Ответы на эти вопросы искал Роджер, пока они со Смитом ныряли и осматривали наружную крышку торпедного аппарата в черной воде. И ответы на эти вопросы, похоже, были плохими.
Крышка открылась на несколько дюймов под сильным нажимом боеголовки торпеды. Не было надежды на то, что торпеда войдет внутрь или выйдет наружу. Она застряла и останется там до тех пор, пока мы не вернемся в Пёрл-Харбор или пока она не выстрелит. Что до фактора безопасности, Роджер вывернул взрыватель.
Надежда на то, что торпеда будет оставаться застрявшей в трубе, не причиняя вреда, была лучшим из того, что он мог доложить командиру. Он и Смит наконец вылезли из воды, мы все в нервном напряжении стояли на мостике, обсуждая эту ситуацию, и наконец капитан приказал двигаться вперед малым ходом. Первые четыреста ярдов мы шли, затаив дыхание, в ожидании взрыва, который так и не произошел. В конце концов, когда ждать надоело, все, кто не был на вахте, решили спуститься вниз.
Мы тогда еще не знали, что жизнь с торпедой, застрявшей в шестом аппарате, только начиналась. Мы не могли вытащить ее из аппарата и не могли задвинуть ее на место в лодку. Мы даже открыли внутреннюю крышку, применили блок и зацепили торпеду, попытавшись втащить ее внутрь, но она не пошевелилась.
Поначалу напряжение было невыносимым. Мы ели, спали и грезили с ощущением постоянной опасности того, что торпеда будет приведена в боевое состояние. В тихие ночи мы небольшими группами ходили к носовому торпедному отсеку и собирались вокруг неисправного аппарата. Кто-то прикладывал ухо к бронзовому стволу и докладывал: «Она жужжит!» Остальные нервно фыркали: «Черта с два! Это храпит торпедист». Были придуманы магические обряды, которые исполнялись, чтобы задобрить богов торпедного аппарата.
Однако постепенно мы закалились под влиянием продолжающегося столь долго постоянного страха смерти. Мало-помалу мы примирились с угрозой и порой даже находили в этом утешение. Если что-нибудь не ладилось, мы всегда могли сказать: «Ну, это не так уж и важно. Эта торпеда в конце концов, того и гляди, взорвется».
Еще одна трудность помогала нам отвлечься от ожиданий смерти. Заклинило в закрытом положении клапан носовой балластной цистерны.
Носовая цистерна плавучести находится наверху на самом носу корабля. Если вы находитесь в подводном положении и готовы к всплытию, то нагнетаете в нее воздух для того, чтобы спешно подняться на поверхность с хорошим углом подъема. И наоборот, вы открываете клапан, когда погружаетесь, а если клапан не открывается, то на погружение идти невозможно.
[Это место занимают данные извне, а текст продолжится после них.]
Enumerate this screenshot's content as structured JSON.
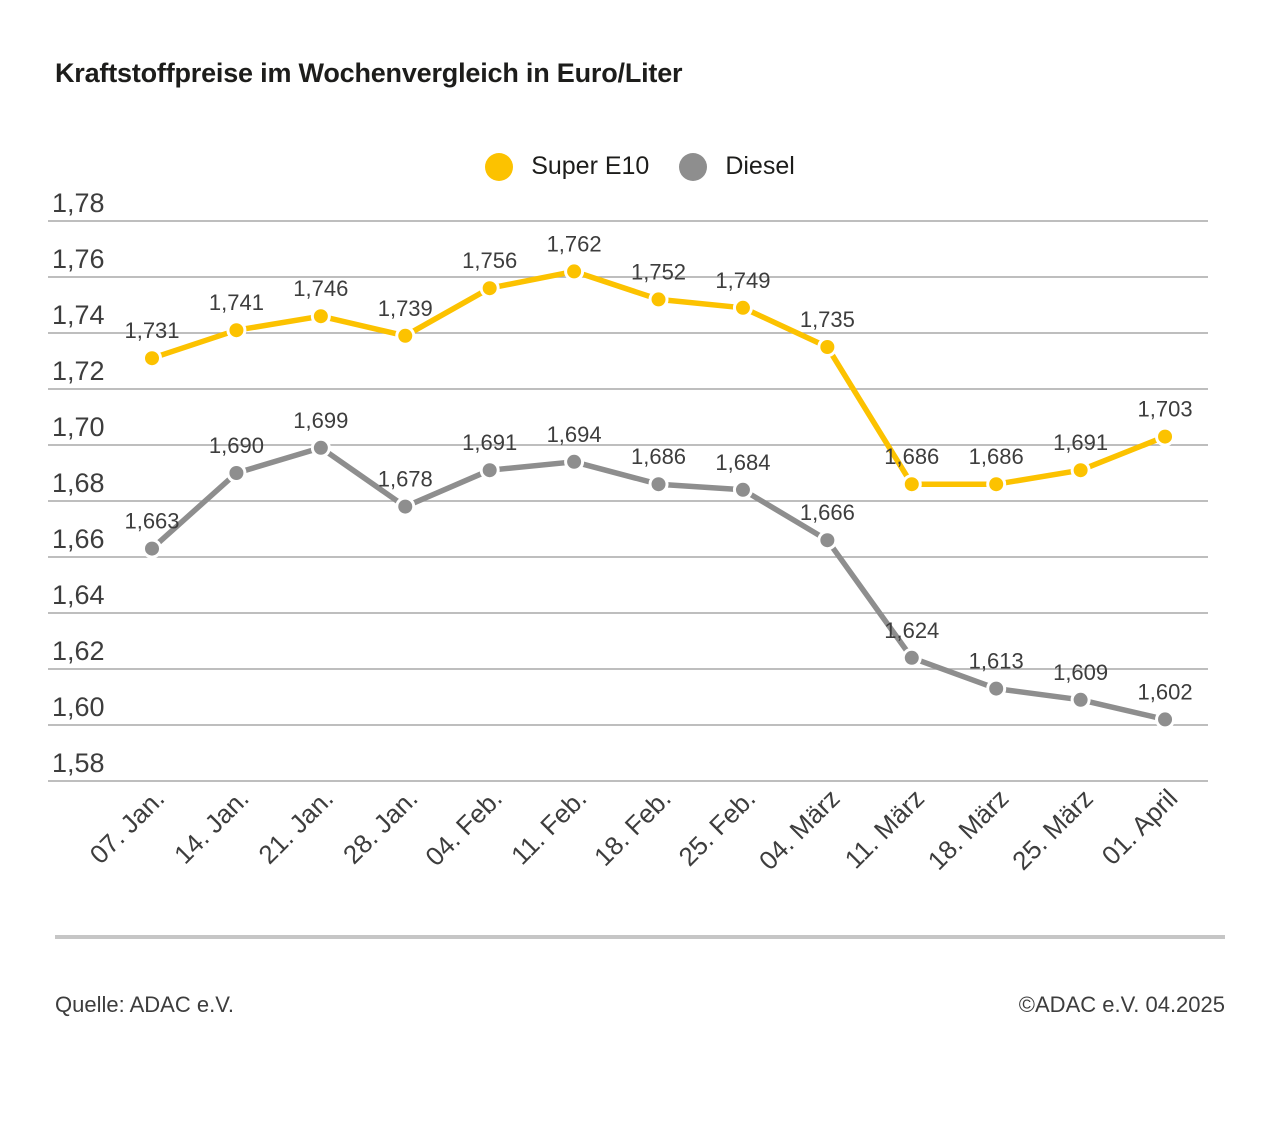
{
  "title": "Kraftstoffpreise im Wochenvergleich in Euro/Liter",
  "legend": {
    "items": [
      {
        "label": "Super E10",
        "color": "#fcc200"
      },
      {
        "label": "Diesel",
        "color": "#8e8e8e"
      }
    ]
  },
  "footer": {
    "source": "Quelle: ADAC e.V.",
    "copyright": "©ADAC e.V. 04.2025"
  },
  "chart_data": {
    "type": "line",
    "title": "Kraftstoffpreise im Wochenvergleich in Euro/Liter",
    "unit": "Euro/Liter",
    "categories": [
      "07. Jan.",
      "14. Jan.",
      "21. Jan.",
      "28. Jan.",
      "04. Feb.",
      "11. Feb.",
      "18. Feb.",
      "25. Feb.",
      "04. März",
      "11. März",
      "18. März",
      "25. März",
      "01. April"
    ],
    "series": [
      {
        "name": "Super E10",
        "color": "#fcc200",
        "values": [
          1.731,
          1.741,
          1.746,
          1.739,
          1.756,
          1.762,
          1.752,
          1.749,
          1.735,
          1.686,
          1.686,
          1.691,
          1.703
        ],
        "point_labels": [
          "1,731",
          "1,741",
          "1,746",
          "1,739",
          "1,756",
          "1,762",
          "1,752",
          "1,749",
          "1,735",
          "1,686",
          "1,686",
          "1,691",
          "1,703"
        ]
      },
      {
        "name": "Diesel",
        "color": "#8e8e8e",
        "values": [
          1.663,
          1.69,
          1.699,
          1.678,
          1.691,
          1.694,
          1.686,
          1.684,
          1.666,
          1.624,
          1.613,
          1.609,
          1.602
        ],
        "point_labels": [
          "1,663",
          "1,690",
          "1,699",
          "1,678",
          "1,691",
          "1,694",
          "1,686",
          "1,684",
          "1,666",
          "1,624",
          "1,613",
          "1,609",
          "1,602"
        ]
      }
    ],
    "ylim": [
      1.58,
      1.78
    ],
    "ytick_step": 0.02,
    "yticks": [
      {
        "label": "1,78",
        "value": 1.78
      },
      {
        "label": "1,76",
        "value": 1.76
      },
      {
        "label": "1,74",
        "value": 1.74
      },
      {
        "label": "1,72",
        "value": 1.72
      },
      {
        "label": "1,70",
        "value": 1.7
      },
      {
        "label": "1,68",
        "value": 1.68
      },
      {
        "label": "1,66",
        "value": 1.66
      },
      {
        "label": "1,64",
        "value": 1.64
      },
      {
        "label": "1,62",
        "value": 1.62
      },
      {
        "label": "1,60",
        "value": 1.6
      },
      {
        "label": "1,58",
        "value": 1.58
      }
    ],
    "xlabel": "",
    "ylabel": "",
    "grid": "horizontal",
    "grid_color": "#a8a8a8",
    "text_color": "#3d3d3d",
    "marker_outline_color": "#ffffff",
    "legend_position": "top-center"
  }
}
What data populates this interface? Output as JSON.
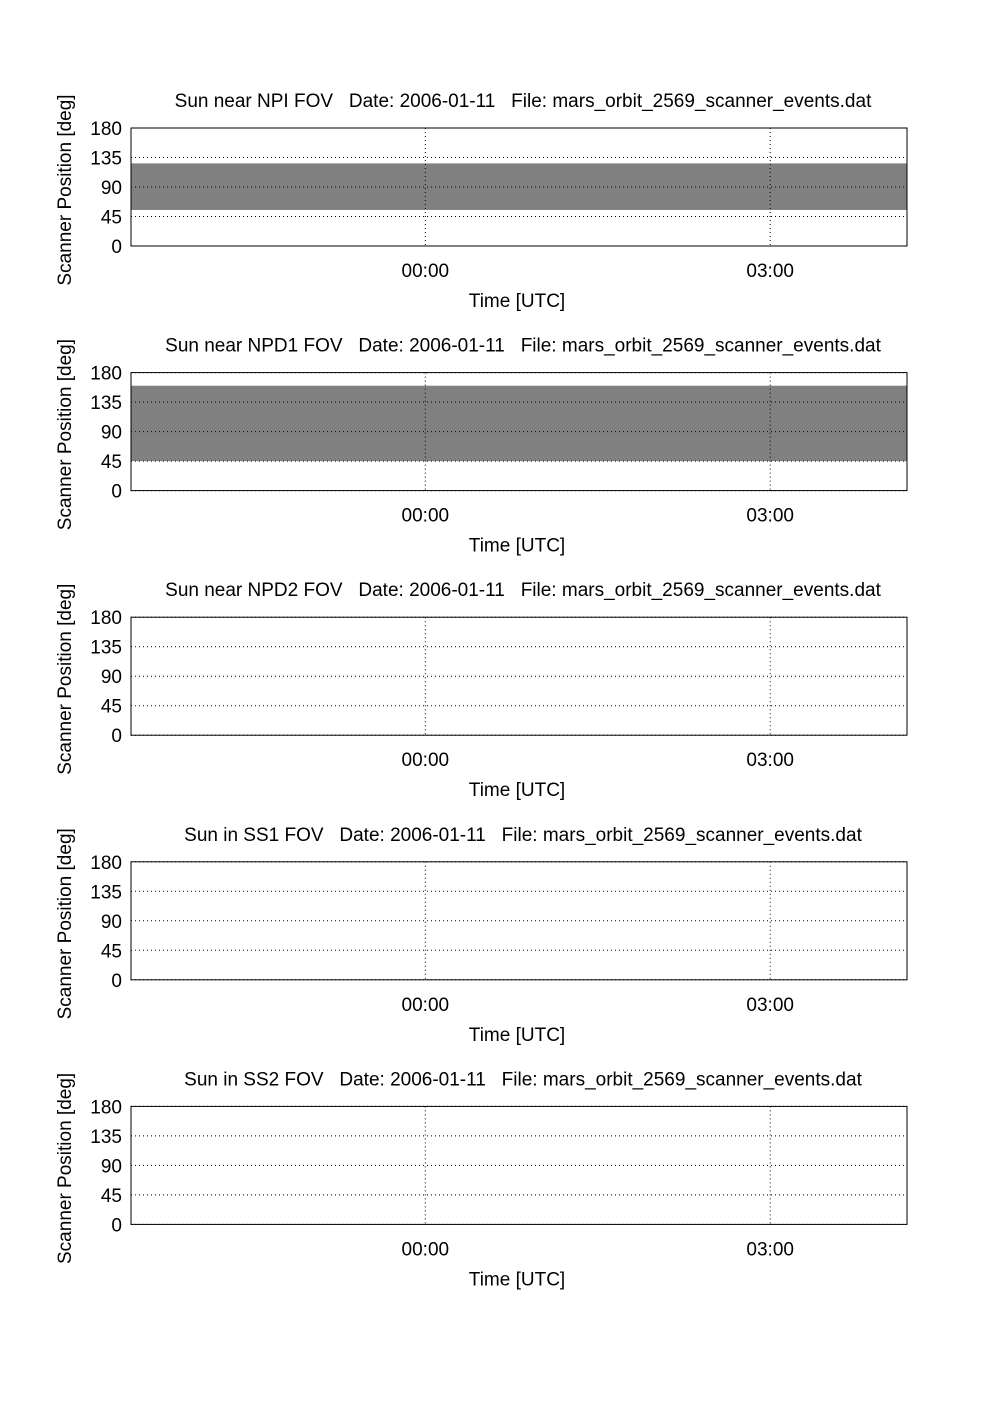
{
  "chart_data": [
    {
      "type": "band",
      "title": "Sun near NPI FOV   Date: 2006-01-11   File: mars_orbit_2569_scanner_events.dat",
      "y_label": "Scanner Position [deg]",
      "x_label": "Time [UTC]",
      "xlim": [
        -2.56,
        4.19
      ],
      "xticks": [
        {
          "value": 0,
          "label": "00:00"
        },
        {
          "value": 3,
          "label": "03:00"
        }
      ],
      "ylim": [
        0,
        180
      ],
      "yticks": [
        0,
        45,
        90,
        135,
        180
      ],
      "grid": true,
      "color": "#808080",
      "bands": [
        {
          "start": -2.56,
          "end": 4.19,
          "low": 55,
          "high": 126
        }
      ]
    },
    {
      "type": "band",
      "title": "Sun near NPD1 FOV   Date: 2006-01-11   File: mars_orbit_2569_scanner_events.dat",
      "y_label": "Scanner Position [deg]",
      "x_label": "Time [UTC]",
      "xlim": [
        -2.56,
        4.19
      ],
      "xticks": [
        {
          "value": 0,
          "label": "00:00"
        },
        {
          "value": 3,
          "label": "03:00"
        }
      ],
      "ylim": [
        0,
        180
      ],
      "yticks": [
        0,
        45,
        90,
        135,
        180
      ],
      "grid": true,
      "color": "#808080",
      "bands": [
        {
          "start": -2.56,
          "end": 4.19,
          "low": 45,
          "high": 160
        }
      ]
    },
    {
      "type": "band",
      "title": "Sun near NPD2 FOV   Date: 2006-01-11   File: mars_orbit_2569_scanner_events.dat",
      "y_label": "Scanner Position [deg]",
      "x_label": "Time [UTC]",
      "xlim": [
        -2.56,
        4.19
      ],
      "xticks": [
        {
          "value": 0,
          "label": "00:00"
        },
        {
          "value": 3,
          "label": "03:00"
        }
      ],
      "ylim": [
        0,
        180
      ],
      "yticks": [
        0,
        45,
        90,
        135,
        180
      ],
      "grid": true,
      "color": "#808080",
      "bands": []
    },
    {
      "type": "band",
      "title": "Sun in SS1 FOV   Date: 2006-01-11   File: mars_orbit_2569_scanner_events.dat",
      "y_label": "Scanner Position [deg]",
      "x_label": "Time [UTC]",
      "xlim": [
        -2.56,
        4.19
      ],
      "xticks": [
        {
          "value": 0,
          "label": "00:00"
        },
        {
          "value": 3,
          "label": "03:00"
        }
      ],
      "ylim": [
        0,
        180
      ],
      "yticks": [
        0,
        45,
        90,
        135,
        180
      ],
      "grid": true,
      "color": "#808080",
      "bands": []
    },
    {
      "type": "band",
      "title": "Sun in SS2 FOV   Date: 2006-01-11   File: mars_orbit_2569_scanner_events.dat",
      "y_label": "Scanner Position [deg]",
      "x_label": "Time [UTC]",
      "xlim": [
        -2.56,
        4.19
      ],
      "xticks": [
        {
          "value": 0,
          "label": "00:00"
        },
        {
          "value": 3,
          "label": "03:00"
        }
      ],
      "ylim": [
        0,
        180
      ],
      "yticks": [
        0,
        45,
        90,
        135,
        180
      ],
      "grid": true,
      "color": "#808080",
      "bands": []
    }
  ]
}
Мы уже несколько дней замечали, что открывать клапан все труднее и труднее. В ночь на 25 сентября его заклинило, и он перестал открываться совсем.
Это означало, что мы не могли пойти на глубину до тех пор, пока он не будет исправлен. Несчастный Роджер Пейн, я вместе с Эндрю Ленноксом, помощником старшины трюмных машинистов, и пара матросов были включены в рабочую группу по ликвидации неисправности, чтобы пойти на погружение, и чем быстрее, тем лучше, так как скоро наступало светлое время суток. Это была игра на нервах. Нам предстояло снять крышку и подобраться к цистерне через маленький люк. Внутри цистерна была скользкой, черной и покрыта слоем антикоррозийной смазки. Тусклого света батарейных фонариков нам хватало лишь на то, чтобы осветить напряженные лица друг друга. Все мы знали, что в акватории противника любая неожиданная встреча будет означать необходимость срочного погружения «Уаху», независимо от того, в цистерне мы или нет. Я напомнил другим, что, согласно правилам морской этики, старший офицер всегда последним покидает отсек, но Роджер остановил меня, сказав, что, если я окажусь сзади в этом узком проходе, мы никогда не выберемся из цистерны.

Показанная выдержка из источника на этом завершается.